Modest, replicated effects across three small consequence-domains: ~10–20 min shorter sleep onset latency at bedtime (Hartmann 1982), reduced caloric intake and earlier satiety at 900 mg/day 5-HTP (Cangiano 1992), and modest fibromyalgia pain reduction (Caruso 1990). Effect sizes below an SSRI or hypnotic but real and additive for the responder population.
Sleep-onset latency reduction of roughly 10–20 minutes at 1–4 g L-tryptophan or 100–300 mg 5-HTP before bed, replicated from Wyatt et al. (Lancet 1970) through Hartmann (1982) and synthesised by Silber and Schmitt (2010). Larger effect in self-reported poor sleepers; minimal in good sleepers; architecture not distorted.
Acute tryptophan depletion reliably lowers mood in vulnerable subjects (Young 2013), establishing the system as causally upstream. Loading is less reliable: the Cochrane review found only 2 of 108 candidate trials methodologically adequate (Shaw 2002), pooled direction-correct, total n = 64. Real but modest mood effect; far below SSRIs.
Sparse and methodologically uneven for depression (Cochrane: 2 of 108 trials adequate; Shaw 2002). Better for sleep onset (multiple replications; Silber and Schmitt 2010 review).
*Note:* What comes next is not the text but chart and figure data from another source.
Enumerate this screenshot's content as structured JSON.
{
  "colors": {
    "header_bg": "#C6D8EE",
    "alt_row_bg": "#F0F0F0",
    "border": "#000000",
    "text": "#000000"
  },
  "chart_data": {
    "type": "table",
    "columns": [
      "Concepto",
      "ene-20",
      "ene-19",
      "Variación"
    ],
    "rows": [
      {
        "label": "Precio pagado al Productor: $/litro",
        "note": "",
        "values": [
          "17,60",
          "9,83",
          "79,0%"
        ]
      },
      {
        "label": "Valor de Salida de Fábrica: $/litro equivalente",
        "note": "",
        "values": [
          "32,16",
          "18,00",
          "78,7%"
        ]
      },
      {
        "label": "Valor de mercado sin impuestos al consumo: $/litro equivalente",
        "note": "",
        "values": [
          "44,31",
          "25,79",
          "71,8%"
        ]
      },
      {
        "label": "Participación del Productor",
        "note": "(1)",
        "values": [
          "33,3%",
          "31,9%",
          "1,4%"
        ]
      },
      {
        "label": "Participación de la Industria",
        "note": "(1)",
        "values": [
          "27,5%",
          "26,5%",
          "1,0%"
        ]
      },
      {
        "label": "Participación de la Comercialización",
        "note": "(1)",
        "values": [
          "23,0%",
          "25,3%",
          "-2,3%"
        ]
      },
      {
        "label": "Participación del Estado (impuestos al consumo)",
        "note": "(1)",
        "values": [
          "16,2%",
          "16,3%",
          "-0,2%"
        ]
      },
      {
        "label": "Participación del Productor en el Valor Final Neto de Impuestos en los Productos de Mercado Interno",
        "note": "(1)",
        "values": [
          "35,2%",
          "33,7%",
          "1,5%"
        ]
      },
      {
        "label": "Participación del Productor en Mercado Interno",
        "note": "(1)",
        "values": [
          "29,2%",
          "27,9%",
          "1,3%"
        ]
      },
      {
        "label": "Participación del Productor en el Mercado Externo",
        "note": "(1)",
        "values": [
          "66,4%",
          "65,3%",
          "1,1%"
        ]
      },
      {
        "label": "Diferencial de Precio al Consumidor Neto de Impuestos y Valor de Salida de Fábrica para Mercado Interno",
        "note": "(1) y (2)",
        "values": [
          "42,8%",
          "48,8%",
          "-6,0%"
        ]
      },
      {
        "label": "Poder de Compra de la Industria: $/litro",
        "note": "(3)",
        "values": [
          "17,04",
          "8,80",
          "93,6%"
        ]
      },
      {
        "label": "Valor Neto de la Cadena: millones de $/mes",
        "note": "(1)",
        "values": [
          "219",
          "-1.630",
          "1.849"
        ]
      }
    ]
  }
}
Modest single-group support for appetite (Cangiano 1992) and fibromyalgia (Caruso 1990). Mechanism is fully worked out. No large modern RCT has refreshed the depression evidence base.
No direct vitality effect in the literature. Downstream-from-sleep energy lift is plausible for poor sleepers whose latency shortens, but the supplement is not a stimulant or fatigue intervention in its own right.